Jeder Leitsatz enthält zudem eine KI-generierte Liste mit Leitsätzen vergleichbarer Regelungsgehalte anderer Entscheidungen. Diese können bei der Recherche, der Einordnung verwandter Entscheidungen sowie in „Meine Akten“ weiterverwendet werden.
Für den Zugriff ist eine Anmeldung mit einem entsprechenden Zugang erforderlich.
Fazit/Kurzzusammenfassung: Der BGH bestätigt die grundsätzliche Zulässigkeit eines qualifizierten Alleinauftrags im Maklerrecht, bei dem der Auftraggeber auch für ohne Maklerzustandnahme zustande gekommene Geschäfte Provision schuldet. Ein solcher Auftrag ist inhaltlich bestimmt und verstößt nicht gegen gesetzliche Verbote (z. B. § 654 BGB oder § 138 BGB). Allerdings unterlagen Altverträge vor dem 1.1.1999 dem Schriftformerfordernis des § 34 GWB a.F., während dies für Neuverträge entfällt. Zudem kann ein Vorvertrag auf Erteilung eines Alleinauftrags ebenfalls formbedürftig sein und bei Verletzung Schadensersatzansprüche auslösen.
a) Wer will was von wem woraus?
- Beteiligte: Makler (Kläger) vs. Auftraggeber (Beklagter, z. B. Grundstückseigentümer oder Bauträger).
- Streitgegenstand: Der Makler verlangt von seinem Auftraggeber die Einhaltung eines qualifizierten Alleinauftrags (exklusiver Auftrag, bei dem der Auftraggeber auch für selbst vermittelte Geschäfte Provision zahlen muss) oder Schadensersatz bei Verletzung eines entsprechenden Vorvertrags.
- Rechtsgrundlage: Maklervertrag (§§ 652 ff. BGB), Wettbewerbsrecht (früher § 18 Abs. 1 Nr. 2, § 34 GWB a.F.), allgemeines Vertragsrecht (§§ 138, 147 BGB).
b) Was hat das Gericht entschieden?
Qualifizierter Alleinauftrag:
- Ist inhaltlich hinreichend bestimmt und grundsätzlich zulässig.
- Verpflichtet den Auftraggeber, Kaufinteressenten an den Makler zu verweisen, um dessen Provisionsanspruch zu wahren.
- Verstößt nicht gegen § 654 BGB (Verbot der Doppeltätigkeit) oder § 138 BGB (Sittenwidrigkeit), sofern die Vertragsgestaltung im Einzelfall nicht missbräuchlich ist.
Formerfordernis:
- Für vor dem 1.1.1999 geschlossene Verträge galt das Schriftformerfordernis nach § 34 GWB a.F. (für Alleinauftrag oder Vorvertrag).

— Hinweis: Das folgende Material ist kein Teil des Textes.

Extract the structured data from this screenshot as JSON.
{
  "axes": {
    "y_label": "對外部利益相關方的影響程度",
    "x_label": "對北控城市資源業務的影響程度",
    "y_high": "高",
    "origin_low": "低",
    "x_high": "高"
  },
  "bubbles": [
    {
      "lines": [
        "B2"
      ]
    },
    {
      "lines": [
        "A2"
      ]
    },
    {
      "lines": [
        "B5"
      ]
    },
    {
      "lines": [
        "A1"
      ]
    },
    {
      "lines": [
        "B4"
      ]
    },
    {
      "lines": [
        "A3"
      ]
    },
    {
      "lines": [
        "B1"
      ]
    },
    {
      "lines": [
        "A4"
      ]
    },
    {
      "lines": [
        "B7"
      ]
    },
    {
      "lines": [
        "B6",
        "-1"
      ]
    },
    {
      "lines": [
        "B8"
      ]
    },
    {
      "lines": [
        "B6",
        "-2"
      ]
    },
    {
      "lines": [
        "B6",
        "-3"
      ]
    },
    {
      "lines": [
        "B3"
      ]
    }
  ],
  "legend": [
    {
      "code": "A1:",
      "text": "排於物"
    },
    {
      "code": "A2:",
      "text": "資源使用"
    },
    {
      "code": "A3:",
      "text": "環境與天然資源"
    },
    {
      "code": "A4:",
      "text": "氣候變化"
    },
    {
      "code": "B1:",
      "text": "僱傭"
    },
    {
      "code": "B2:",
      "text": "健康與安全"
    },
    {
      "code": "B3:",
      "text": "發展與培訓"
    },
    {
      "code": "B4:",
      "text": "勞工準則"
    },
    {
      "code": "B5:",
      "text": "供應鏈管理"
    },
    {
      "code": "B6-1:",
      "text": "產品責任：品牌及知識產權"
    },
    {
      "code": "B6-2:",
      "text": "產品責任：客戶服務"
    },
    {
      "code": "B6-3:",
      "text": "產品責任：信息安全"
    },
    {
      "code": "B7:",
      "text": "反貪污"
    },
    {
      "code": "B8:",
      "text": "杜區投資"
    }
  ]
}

- Seit der 6. GWB-Novelle (1999) entfällt dieses Formerfordernis für Neuverträge.
Vorvertrag:
- Ein Vorvertrag auf Erteilung eines Alleinauftrags kann formbedürftig sein und bei Nichterfüllung Schadensersatzansprüche (entgangene Provision) auslösen.
Annahme eines Angebots:
- Ein "Schlussstrich"-Angebot kann stillschweigend durch Zahlung angenommen werden, wenn der Vertreter die interne Abklärung mit dem Vertretenen ankündigt (§ 147 BGB).
c) Begründung des Gerichts:
- Inhaltliche Bestimmtheit: Der qualifizierte Alleinauftrag ist klar definiert (Provision auch bei Eigenvermittlung) und für den Auftraggeber erkennbar.

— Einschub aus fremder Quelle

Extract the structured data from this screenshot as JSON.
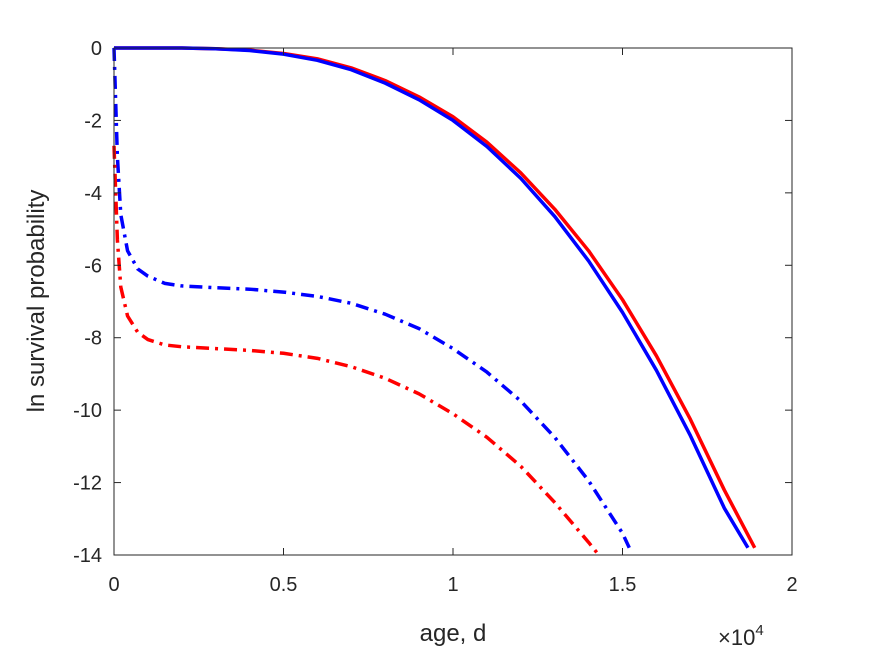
{
  "chart_data": {
    "type": "line",
    "xlabel": "age, d",
    "ylabel": "ln survival probability",
    "x_exponent_label": {
      "base": "×10",
      "exponent": "4"
    },
    "xlim": [
      0,
      20000
    ],
    "ylim": [
      -14,
      0
    ],
    "xticks": [
      0,
      5000,
      10000,
      15000,
      20000
    ],
    "xtick_labels": [
      "0",
      "0.5",
      "1",
      "1.5",
      "2"
    ],
    "yticks": [
      0,
      -2,
      -4,
      -6,
      -8,
      -10,
      -12,
      -14
    ],
    "ytick_labels": [
      "0",
      "-2",
      "-4",
      "-6",
      "-8",
      "-10",
      "-12",
      "-14"
    ],
    "grid": false,
    "series": [
      {
        "color": "#ff0000",
        "style": "solid",
        "x": [
          0,
          1000,
          2000,
          3000,
          4000,
          5000,
          6000,
          7000,
          8000,
          9000,
          10000,
          11000,
          12000,
          13000,
          14000,
          15000,
          16000,
          17000,
          18000,
          18900
        ],
        "y": [
          0,
          0,
          0,
          -0.02,
          -0.06,
          -0.15,
          -0.3,
          -0.55,
          -0.9,
          -1.35,
          -1.9,
          -2.6,
          -3.45,
          -4.45,
          -5.6,
          -6.95,
          -8.5,
          -10.25,
          -12.2,
          -13.8
        ]
      },
      {
        "color": "#0000ff",
        "style": "solid",
        "x": [
          0,
          1000,
          2000,
          3000,
          4000,
          5000,
          6000,
          7000,
          8000,
          9000,
          10000,
          11000,
          12000,
          13000,
          14000,
          15000,
          16000,
          17000,
          18000,
          18700
        ],
        "y": [
          0,
          0,
          0,
          -0.02,
          -0.07,
          -0.17,
          -0.34,
          -0.6,
          -0.97,
          -1.43,
          -2.0,
          -2.72,
          -3.6,
          -4.65,
          -5.88,
          -7.3,
          -8.9,
          -10.7,
          -12.7,
          -13.8
        ]
      },
      {
        "color": "#0000ff",
        "style": "dashdot",
        "x": [
          0,
          50,
          100,
          200,
          400,
          700,
          1000,
          1500,
          2000,
          3000,
          4000,
          5000,
          6000,
          7000,
          8000,
          9000,
          10000,
          11000,
          12000,
          13000,
          14000,
          15000,
          15200
        ],
        "y": [
          0,
          -1.5,
          -3.0,
          -4.6,
          -5.6,
          -6.1,
          -6.3,
          -6.5,
          -6.57,
          -6.62,
          -6.66,
          -6.74,
          -6.86,
          -7.05,
          -7.35,
          -7.75,
          -8.3,
          -8.95,
          -9.75,
          -10.75,
          -11.95,
          -13.4,
          -13.8
        ]
      },
      {
        "color": "#ff0000",
        "style": "dashdot",
        "x": [
          0,
          50,
          100,
          200,
          400,
          700,
          1000,
          1500,
          2000,
          3000,
          4000,
          5000,
          6000,
          7000,
          8000,
          9000,
          10000,
          11000,
          12000,
          13000,
          14000,
          14300
        ],
        "y": [
          -2.7,
          -4.0,
          -5.3,
          -6.6,
          -7.4,
          -7.85,
          -8.05,
          -8.2,
          -8.25,
          -8.3,
          -8.35,
          -8.43,
          -8.57,
          -8.8,
          -9.12,
          -9.55,
          -10.1,
          -10.75,
          -11.55,
          -12.55,
          -13.65,
          -14.0
        ]
      }
    ]
  }
}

- Kein Verstoß gegen gesetzliche Verbote:
- § 654 BGB (Doppeltätigkeit) ist nicht betroffen, da der Makler im Interesse des Bauträgers handeln kann (Provisionsabwälzung auf Käufer).
- § 138 BGB (Sittenwidrigkeit) scheidet aus, sofern der Vertrag nicht im Einzelfall unangemessen ist (vgl. BGH 1994).

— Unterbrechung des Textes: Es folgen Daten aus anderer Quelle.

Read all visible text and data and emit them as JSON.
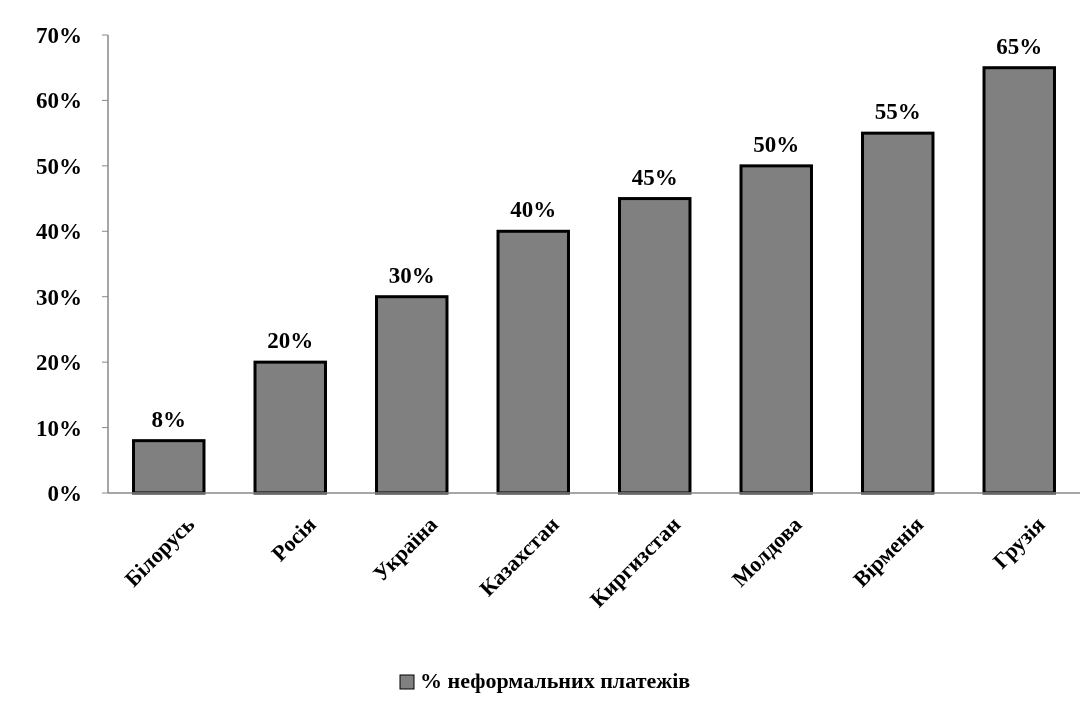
{
  "chart_data": {
    "type": "bar",
    "categories": [
      "Білорусь",
      "Росія",
      "Україна",
      "Казахстан",
      "Киргизстан",
      "Молдова",
      "Вірменія",
      "Грузія"
    ],
    "series": [
      {
        "name": "% неформальних платежів",
        "color": "#808080",
        "values": [
          8,
          20,
          30,
          40,
          45,
          50,
          55,
          65
        ],
        "value_labels": [
          "8%",
          "20%",
          "30%",
          "40%",
          "45%",
          "50%",
          "55%",
          "65%"
        ]
      }
    ],
    "ylim": [
      0,
      70
    ],
    "yticks": [
      {
        "value": 0,
        "label": "0%"
      },
      {
        "value": 10,
        "label": "10%"
      },
      {
        "value": 20,
        "label": "20%"
      },
      {
        "value": 30,
        "label": "30%"
      },
      {
        "value": 40,
        "label": "40%"
      },
      {
        "value": 50,
        "label": "50%"
      },
      {
        "value": 60,
        "label": "60%"
      },
      {
        "value": 70,
        "label": "70%"
      }
    ],
    "grid": false,
    "legend": "bottom"
  }
}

- § 1 GWB (Kartellrecht) ist nicht berührt, da Individualverträge keine Marktbeschränkung darstellen.
- Formerfordernis:
- Altverträge unterlagen § 34 GWB a.F., Neuverträge nicht mehr (Änderung durch die 6. GWB-Novelle).
- Vorvertrag: Begründet einen Anspruch auf Abschluss des Hauptvertrags; Essentialia (z. B. Provision) müssen nicht bereits im Vorvertrag festgelegt sein.
- Annahme des Angebots: Die Zahlung kann als konkludente Annahme gelten, wenn der Vertreter die interne Klärung angekündigt hat (§ 147 Abs. 1 BGB ist abbedungen).